Trabalhador: Autônomo, Eventual, Temporário, Portuário, Menor

TRABALHADOR AUTÔNOMO

É a pessoa física que presta serviços habituais por conta própria a uma ou mais pessoas, assumindo os riscos de sua atividade. Ex: Médico

O contrato é denominado “Contrato de prestação de serviço”, de acordo com o CC. (VER ARTIGOS 593 A 609)

TRABALHADOR EVENTUAL

Eventual é aquele que não se fixa a uma fonte de trabalho.

É contratado para trabalhar em um único episódio ou para concluir determinada tarefa. Isso o diferencia do autônomo.

Ex: Boia fria, volante rural, o chapa, a diarista.

 TRABALHADOR TEMPORÁRIO

“aquele prestado por pessoa física a uma empresa, para atender à necessidade transitória de substituição do seu pessoal regular e permanente ou a acréscimo extraordinário de serviços”.

Não se aplica a CLT. Regulamentado por lei especial 6019/74 e decreto 73.841/74)

O tomador de serviços pede um trabalhador à empresas de serviços temporários.

- vínculo trabalhista não é formado entre o cliente tomador e o trabalhador, mas sim entre a empresa de trabalho temporário e o trabalhador.

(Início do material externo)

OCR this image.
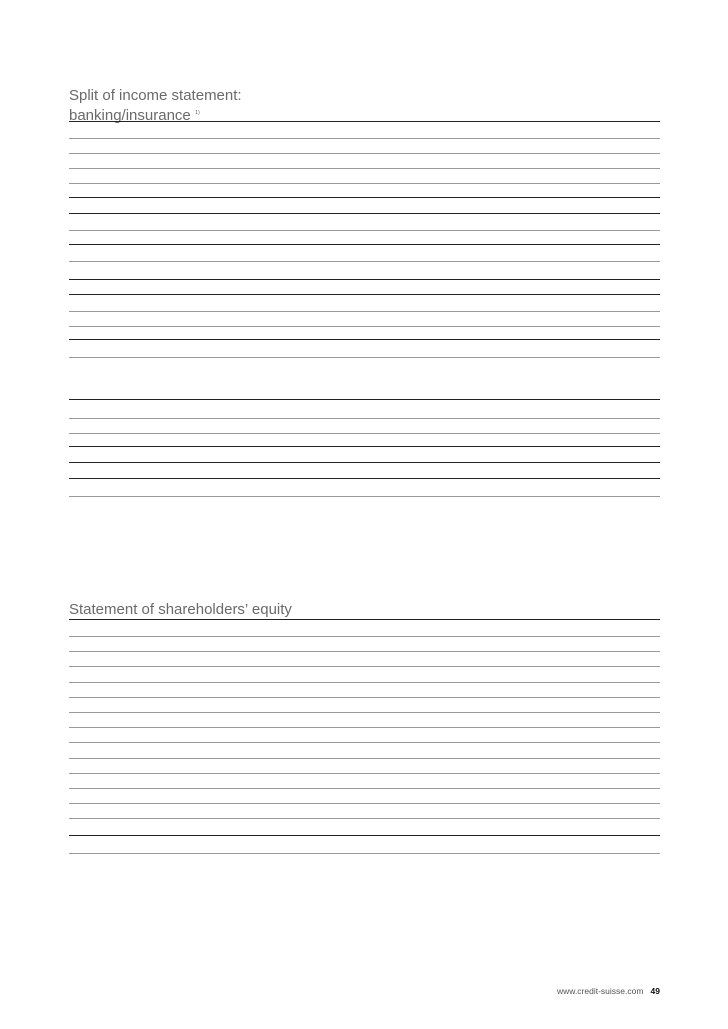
Split of income statement:
banking/insurance $^{1)}$
Statement of shareholders’ equity
www.credit-suisse.com 49
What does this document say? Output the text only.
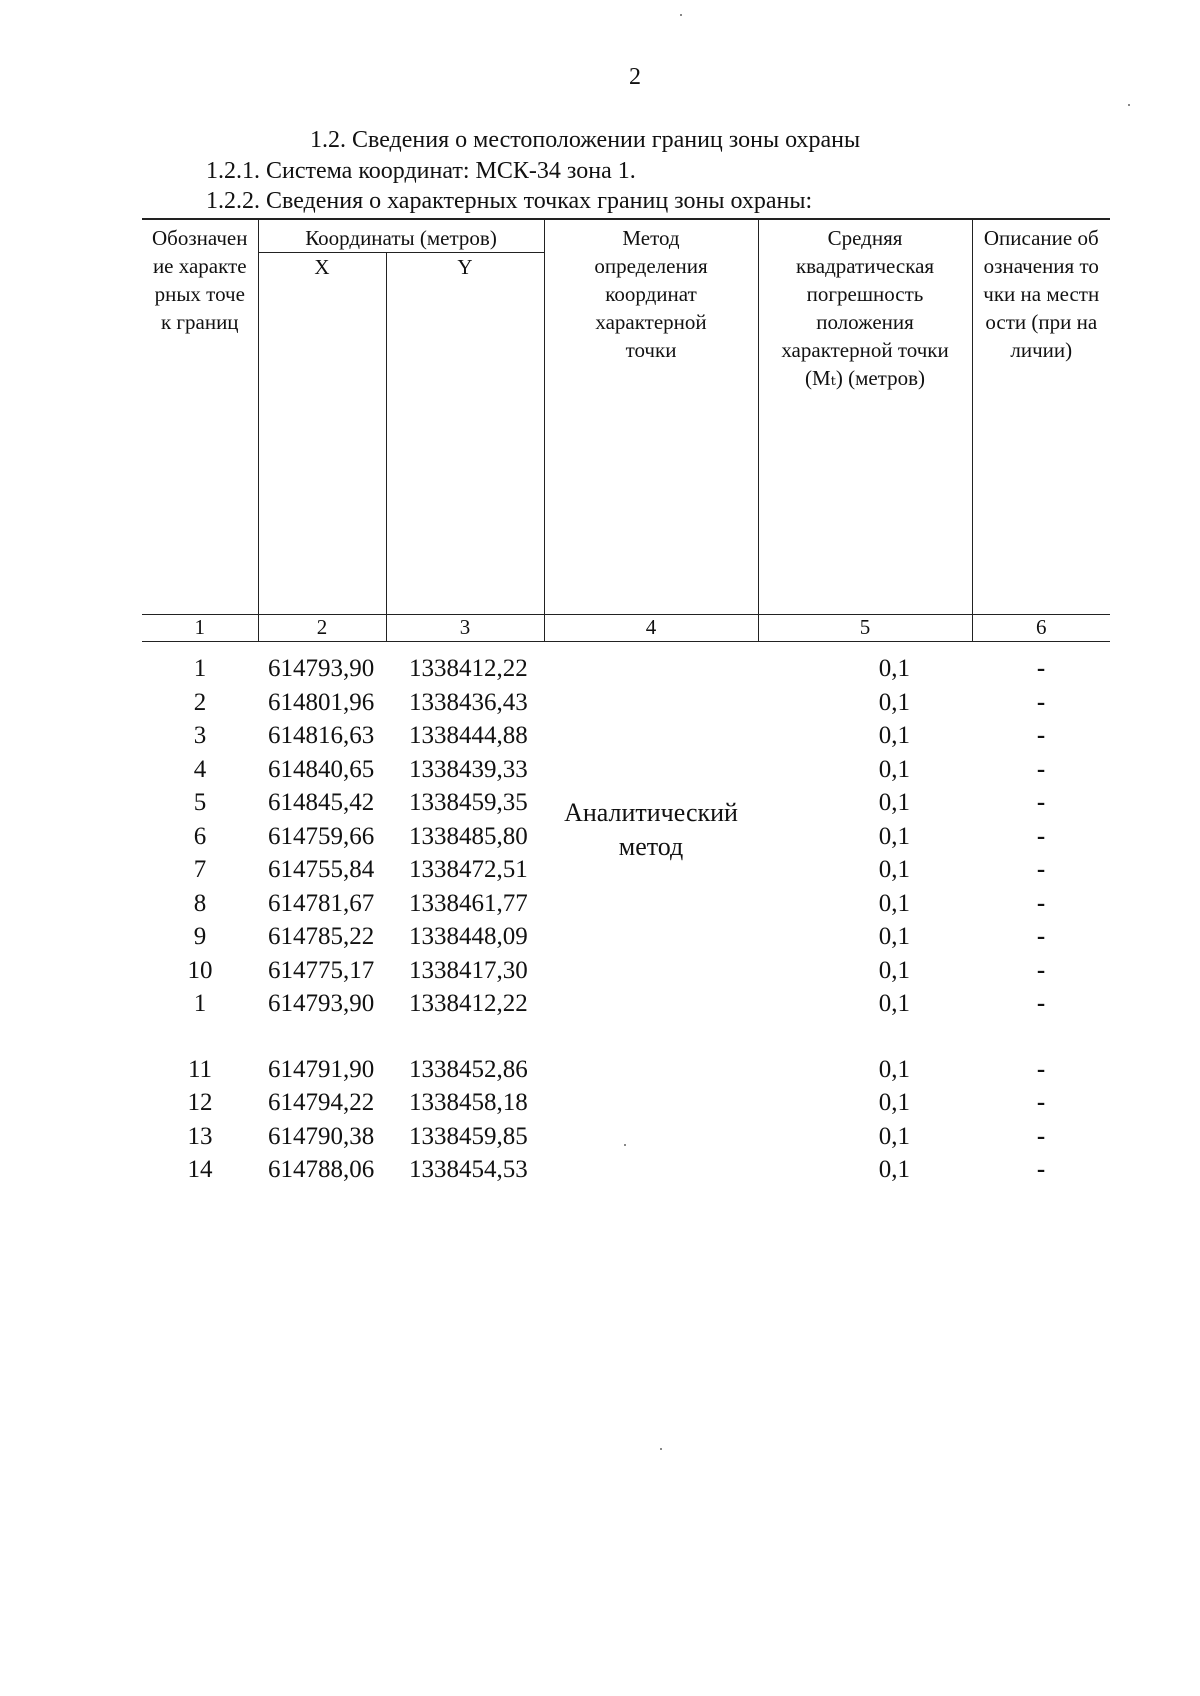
2
1.2. Сведения о местоположении границ зоны охраны
1.2.1. Система координат: МСК-34 зона 1.
1.2.2. Сведения о характерных точках границ зоны охраны:
Обозначение характерных точек границ	Координаты (метров)		Метод определения координат характерной точки	Средняя квадратическая погрешность положения характерной точки (Mₜ) (метров)	Описание обозначения точки на местности (при наличии)

	X	Y			
1	2	3	4	5	6
1	614793,90	1338412,22	Аналитический метод	0,1	-
2	614801,96	1338436,43		0,1	-
3	614816,63	1338444,88		0,1	-
4	614840,65	1338439,33		0,1	-
5	614845,42	1338459,35		0,1	-
6	614759,66	1338485,80		0,1	-
7	614755,84	1338472,51		0,1	-
8	614781,67	1338461,77		0,1	-
9	614785,22	1338448,09		0,1	-
10	614775,17	1338417,30		0,1	-
1	614793,90	1338412,22		0,1	-

11	614791,90	1338452,86		0,1	-
12	614794,22	1338458,18		0,1	-
13	614790,38	1338459,85		0,1	-
14	614788,06	1338454,53		0,1	-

- obrigatoriamente por escrito

- não poderá exceder de três meses, salvo autorização do MT. No entanto, a duração total do pacto, entretanto, incluída a prorrogação, ficou limitada a seis meses.

Em caso de falência a responsabilidade é solidária entre a empresa de trabalho temporário, e a tomadora de serviços.

TRABALHO A TEMPO PARCIAL

- até 25h semanais

- art. 58-A, CLT

Art. 58-A.  Considera-se trabalho em regime de tempo parcial aquele cuja duração não exceda a vinte e cinco horas semanais.

 TRABALHADOR AVULSO (portuário)

São os estivadores, assim denominados aqueles que fazem serviço no interior de navios, os conferentes, os consertadores de cargas de descargas e assemelhados.

Regulamentado pela Lei dos portuários 8630/93:

OGMO – orgão gestor de mão de obra, com competência para administrar trabalho portuário avulso.

a)         a intermediação do sindicato do trabalhador, ou do OGMO, na colocação da mão de obra e na cobrança pelos serviços prestados, já incluídos os valores referentes aos direitos trabalhistas e encargos fiscais e previdenciários.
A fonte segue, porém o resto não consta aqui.